Giustizia: Marelli (Cnca), “no all’abbassamento dell’età imputabile da 14 a 12 anni”

“I problemi che alcuni minorenni manifestano con comportamenti violenti o devianti non possono essere trattati con il ricorso al carcere, ma piuttosto con politiche e interventi sociali ed educativi appropriati”: lo dichiara Liviana Marelli, responsabile Infanzia e adolescenza del Coordinamento nazionale comunità di accoglienza (Cnca). “Il disegno di legge presentato alla Camera dei deputati, che intende abbassare l’età imputabile da 14 a 12 anni – osserva -, è inaccettabile per diversi motivi. In primo luogo, contrariamente a quanto dichiarato nella relazione di accompagnamento al ddl, non c’è alcuna emergenza criminale che riguardi i minorenni: il tasso di minorenni denunciati nel nostro Paese è molto più basso di quanto riscontrato in parecchi altri Paesi europei e il livello della recidiva minorile in Italia risulta essere fra i più bassi d’Europa”. Per questo, “è inopportuno e sbagliato affrontare casi specifici, e circoscritti, che hanno colpito l’opinione pubblica chiedendo un cambiamento di sistema che non trova alcuna giustificazione e che non tiene conto dell’esperienza condotta in questo ambito sia dalla magistratura minorile sia dagli operatori del settore”.
“È evidente, poi – continua Marelli -, che la gran parte delle situazioni che hanno rilievo sui media evidenziano le gravissime responsabilità dello Stato circa l’assenza o l’insufficienza di investimenti per le politiche sociali a favore di minorenni, famiglie e contesti sociali determinati, in materia di prevenzione, inclusione, educazione. La colpevole assenza di sostegno alle comunità locali, agli ambienti di crescita, all’educazione (scuola in primis), alla formazione, e l’assenza di futuro e di prospettive credibili che si riscontrano in particolar modo in alcuni contesti non si possono risolvere fomentando paure e ricorrendo a pseudo-risposte di ordine penale – punitive e detentive – per bambini di 12 e 13 anni”.

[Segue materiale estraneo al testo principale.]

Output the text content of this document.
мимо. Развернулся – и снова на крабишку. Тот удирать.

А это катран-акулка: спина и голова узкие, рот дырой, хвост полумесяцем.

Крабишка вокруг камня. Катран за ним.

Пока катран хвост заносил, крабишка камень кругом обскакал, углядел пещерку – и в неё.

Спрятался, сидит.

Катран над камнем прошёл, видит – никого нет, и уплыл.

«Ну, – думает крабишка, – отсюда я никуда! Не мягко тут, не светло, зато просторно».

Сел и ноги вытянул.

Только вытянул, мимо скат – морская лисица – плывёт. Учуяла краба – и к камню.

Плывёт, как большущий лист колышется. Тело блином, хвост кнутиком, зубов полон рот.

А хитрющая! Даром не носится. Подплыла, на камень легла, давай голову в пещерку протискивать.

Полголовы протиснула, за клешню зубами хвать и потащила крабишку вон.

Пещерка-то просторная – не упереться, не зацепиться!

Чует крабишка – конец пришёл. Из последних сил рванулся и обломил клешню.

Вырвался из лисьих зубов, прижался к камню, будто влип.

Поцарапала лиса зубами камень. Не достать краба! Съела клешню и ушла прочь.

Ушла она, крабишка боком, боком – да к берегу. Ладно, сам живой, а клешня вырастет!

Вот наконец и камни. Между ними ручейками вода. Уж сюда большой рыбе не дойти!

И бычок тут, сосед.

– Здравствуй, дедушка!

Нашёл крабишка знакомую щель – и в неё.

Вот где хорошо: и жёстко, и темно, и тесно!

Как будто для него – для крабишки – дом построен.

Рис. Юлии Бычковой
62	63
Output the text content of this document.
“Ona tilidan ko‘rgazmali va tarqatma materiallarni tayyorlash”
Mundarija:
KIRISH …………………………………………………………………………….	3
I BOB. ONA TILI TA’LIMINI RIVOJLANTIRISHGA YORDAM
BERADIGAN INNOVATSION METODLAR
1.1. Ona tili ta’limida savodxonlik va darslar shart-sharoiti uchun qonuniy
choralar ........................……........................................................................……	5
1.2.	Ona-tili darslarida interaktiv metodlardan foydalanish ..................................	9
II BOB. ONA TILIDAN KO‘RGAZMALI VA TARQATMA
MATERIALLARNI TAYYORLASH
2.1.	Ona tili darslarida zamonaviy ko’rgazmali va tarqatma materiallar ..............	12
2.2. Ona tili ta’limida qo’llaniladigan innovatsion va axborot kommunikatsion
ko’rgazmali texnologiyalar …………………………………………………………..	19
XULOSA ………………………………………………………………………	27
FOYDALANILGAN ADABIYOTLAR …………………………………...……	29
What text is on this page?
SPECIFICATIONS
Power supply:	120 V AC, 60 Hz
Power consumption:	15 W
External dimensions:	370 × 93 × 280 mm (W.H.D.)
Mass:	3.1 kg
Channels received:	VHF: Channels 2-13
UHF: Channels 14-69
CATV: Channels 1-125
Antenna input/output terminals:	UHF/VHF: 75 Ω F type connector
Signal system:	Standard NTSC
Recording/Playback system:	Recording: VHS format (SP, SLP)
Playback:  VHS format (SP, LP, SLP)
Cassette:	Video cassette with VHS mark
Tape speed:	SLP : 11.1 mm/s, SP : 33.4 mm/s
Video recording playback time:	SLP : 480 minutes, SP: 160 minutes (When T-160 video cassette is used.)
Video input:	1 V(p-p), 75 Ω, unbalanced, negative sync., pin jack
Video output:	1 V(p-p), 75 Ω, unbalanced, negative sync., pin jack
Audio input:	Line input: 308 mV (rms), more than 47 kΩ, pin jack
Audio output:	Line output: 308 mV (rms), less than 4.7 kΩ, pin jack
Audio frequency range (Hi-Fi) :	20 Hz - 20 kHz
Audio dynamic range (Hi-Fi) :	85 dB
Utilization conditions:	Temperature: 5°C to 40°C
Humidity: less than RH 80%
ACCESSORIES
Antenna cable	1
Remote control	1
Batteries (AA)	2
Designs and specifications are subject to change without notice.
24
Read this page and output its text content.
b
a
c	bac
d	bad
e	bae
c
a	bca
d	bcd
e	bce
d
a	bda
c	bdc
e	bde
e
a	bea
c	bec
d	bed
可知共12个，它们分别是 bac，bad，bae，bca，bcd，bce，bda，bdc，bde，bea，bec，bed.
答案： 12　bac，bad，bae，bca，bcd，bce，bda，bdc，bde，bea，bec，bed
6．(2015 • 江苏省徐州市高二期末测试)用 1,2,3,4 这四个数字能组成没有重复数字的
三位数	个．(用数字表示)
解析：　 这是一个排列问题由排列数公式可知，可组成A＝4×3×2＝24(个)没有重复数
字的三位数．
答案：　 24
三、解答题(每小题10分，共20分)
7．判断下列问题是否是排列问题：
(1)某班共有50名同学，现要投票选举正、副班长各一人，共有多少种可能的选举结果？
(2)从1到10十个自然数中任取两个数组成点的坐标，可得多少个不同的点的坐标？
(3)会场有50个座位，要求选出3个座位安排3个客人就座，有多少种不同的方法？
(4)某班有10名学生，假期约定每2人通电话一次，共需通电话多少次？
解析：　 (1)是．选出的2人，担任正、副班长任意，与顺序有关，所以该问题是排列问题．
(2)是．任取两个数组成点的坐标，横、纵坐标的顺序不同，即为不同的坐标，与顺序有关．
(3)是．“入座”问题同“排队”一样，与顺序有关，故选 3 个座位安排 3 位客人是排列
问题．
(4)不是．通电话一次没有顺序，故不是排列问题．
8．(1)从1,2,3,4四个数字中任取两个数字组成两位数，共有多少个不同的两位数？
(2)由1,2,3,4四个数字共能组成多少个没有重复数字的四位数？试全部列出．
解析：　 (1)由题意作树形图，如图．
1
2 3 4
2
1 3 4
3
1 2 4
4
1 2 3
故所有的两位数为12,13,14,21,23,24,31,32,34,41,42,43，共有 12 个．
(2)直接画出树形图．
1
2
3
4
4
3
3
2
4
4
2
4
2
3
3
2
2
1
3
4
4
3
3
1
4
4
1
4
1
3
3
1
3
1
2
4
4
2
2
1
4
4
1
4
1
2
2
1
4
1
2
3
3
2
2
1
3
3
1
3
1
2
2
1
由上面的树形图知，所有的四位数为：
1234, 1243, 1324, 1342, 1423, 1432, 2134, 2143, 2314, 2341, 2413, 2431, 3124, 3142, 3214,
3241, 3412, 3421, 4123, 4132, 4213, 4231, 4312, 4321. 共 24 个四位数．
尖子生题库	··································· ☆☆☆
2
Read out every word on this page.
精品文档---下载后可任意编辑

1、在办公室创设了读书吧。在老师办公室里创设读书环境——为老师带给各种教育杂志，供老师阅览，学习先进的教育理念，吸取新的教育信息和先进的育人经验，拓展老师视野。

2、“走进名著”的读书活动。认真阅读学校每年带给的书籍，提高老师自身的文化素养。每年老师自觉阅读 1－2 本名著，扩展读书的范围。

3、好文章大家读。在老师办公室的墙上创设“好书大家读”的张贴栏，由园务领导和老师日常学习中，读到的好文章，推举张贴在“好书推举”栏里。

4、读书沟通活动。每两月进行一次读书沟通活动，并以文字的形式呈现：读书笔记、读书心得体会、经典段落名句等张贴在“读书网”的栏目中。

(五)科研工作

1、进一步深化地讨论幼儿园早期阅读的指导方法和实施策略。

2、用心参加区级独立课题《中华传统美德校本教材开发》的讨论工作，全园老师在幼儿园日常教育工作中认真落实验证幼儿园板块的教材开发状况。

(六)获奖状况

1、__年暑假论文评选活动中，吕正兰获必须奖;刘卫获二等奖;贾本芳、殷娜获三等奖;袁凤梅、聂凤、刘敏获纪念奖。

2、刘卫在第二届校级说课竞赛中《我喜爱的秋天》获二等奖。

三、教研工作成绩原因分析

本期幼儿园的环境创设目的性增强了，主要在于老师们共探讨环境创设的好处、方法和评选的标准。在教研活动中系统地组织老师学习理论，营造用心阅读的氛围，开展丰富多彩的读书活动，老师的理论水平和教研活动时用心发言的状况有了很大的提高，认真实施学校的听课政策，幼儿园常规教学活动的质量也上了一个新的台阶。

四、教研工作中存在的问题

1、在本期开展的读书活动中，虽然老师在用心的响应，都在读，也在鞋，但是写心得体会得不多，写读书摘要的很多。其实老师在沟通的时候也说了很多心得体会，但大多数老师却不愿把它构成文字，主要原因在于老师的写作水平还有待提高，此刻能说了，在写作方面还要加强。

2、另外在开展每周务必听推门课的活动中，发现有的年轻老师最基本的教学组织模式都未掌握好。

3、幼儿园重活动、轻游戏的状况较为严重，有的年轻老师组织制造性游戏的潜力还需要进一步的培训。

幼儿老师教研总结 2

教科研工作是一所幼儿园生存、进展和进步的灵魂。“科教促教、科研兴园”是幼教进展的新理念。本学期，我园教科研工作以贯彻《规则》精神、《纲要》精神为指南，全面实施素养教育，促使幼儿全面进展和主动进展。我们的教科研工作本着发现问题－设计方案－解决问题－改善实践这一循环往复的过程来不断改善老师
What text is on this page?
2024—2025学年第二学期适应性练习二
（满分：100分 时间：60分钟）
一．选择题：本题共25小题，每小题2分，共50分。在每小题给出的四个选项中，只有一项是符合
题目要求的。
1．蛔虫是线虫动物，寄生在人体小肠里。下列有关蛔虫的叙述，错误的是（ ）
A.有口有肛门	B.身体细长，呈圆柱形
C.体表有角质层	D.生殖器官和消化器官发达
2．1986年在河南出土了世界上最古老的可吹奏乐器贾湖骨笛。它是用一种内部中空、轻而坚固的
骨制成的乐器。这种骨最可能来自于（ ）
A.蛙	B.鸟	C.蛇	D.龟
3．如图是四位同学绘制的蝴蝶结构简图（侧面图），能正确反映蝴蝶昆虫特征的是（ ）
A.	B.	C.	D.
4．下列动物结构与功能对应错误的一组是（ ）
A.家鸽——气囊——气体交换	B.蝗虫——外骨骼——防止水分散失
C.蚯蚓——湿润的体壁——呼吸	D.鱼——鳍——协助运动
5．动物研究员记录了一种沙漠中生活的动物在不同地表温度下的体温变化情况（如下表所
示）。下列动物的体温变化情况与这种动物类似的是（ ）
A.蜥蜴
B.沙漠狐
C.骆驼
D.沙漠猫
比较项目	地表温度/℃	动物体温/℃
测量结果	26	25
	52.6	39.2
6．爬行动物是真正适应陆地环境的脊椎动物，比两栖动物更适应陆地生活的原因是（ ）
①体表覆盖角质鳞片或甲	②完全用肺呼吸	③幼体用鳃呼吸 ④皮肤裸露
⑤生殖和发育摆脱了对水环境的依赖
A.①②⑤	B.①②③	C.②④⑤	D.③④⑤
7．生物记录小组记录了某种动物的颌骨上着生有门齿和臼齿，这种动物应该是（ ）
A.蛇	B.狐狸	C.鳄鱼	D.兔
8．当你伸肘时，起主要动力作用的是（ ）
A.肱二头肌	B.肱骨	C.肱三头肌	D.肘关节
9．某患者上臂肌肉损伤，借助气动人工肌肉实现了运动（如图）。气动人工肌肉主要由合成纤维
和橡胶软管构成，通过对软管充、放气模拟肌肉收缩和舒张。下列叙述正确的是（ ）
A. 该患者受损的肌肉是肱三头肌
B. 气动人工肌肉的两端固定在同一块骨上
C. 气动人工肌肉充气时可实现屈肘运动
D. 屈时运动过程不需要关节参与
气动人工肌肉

“Infine . conclude Marelli -, va ricordato che già esistono oggi, nell’ordinamento, forme di intervento per i bambini di età inferiore ai 14 anni che manifestano difficoltà o atteggiamenti a rischio sociale, come l’inserimento in comunità educativa. Invece di prevedere misure punitive per i bambini, occorre piuttosto sostenere gli adulti nel loro ruolo educativo e ampliare il ricorso a forme alternative alla detenzione e di giustizia riparativa per tutti i minorenni inseriti nel circuito penale”.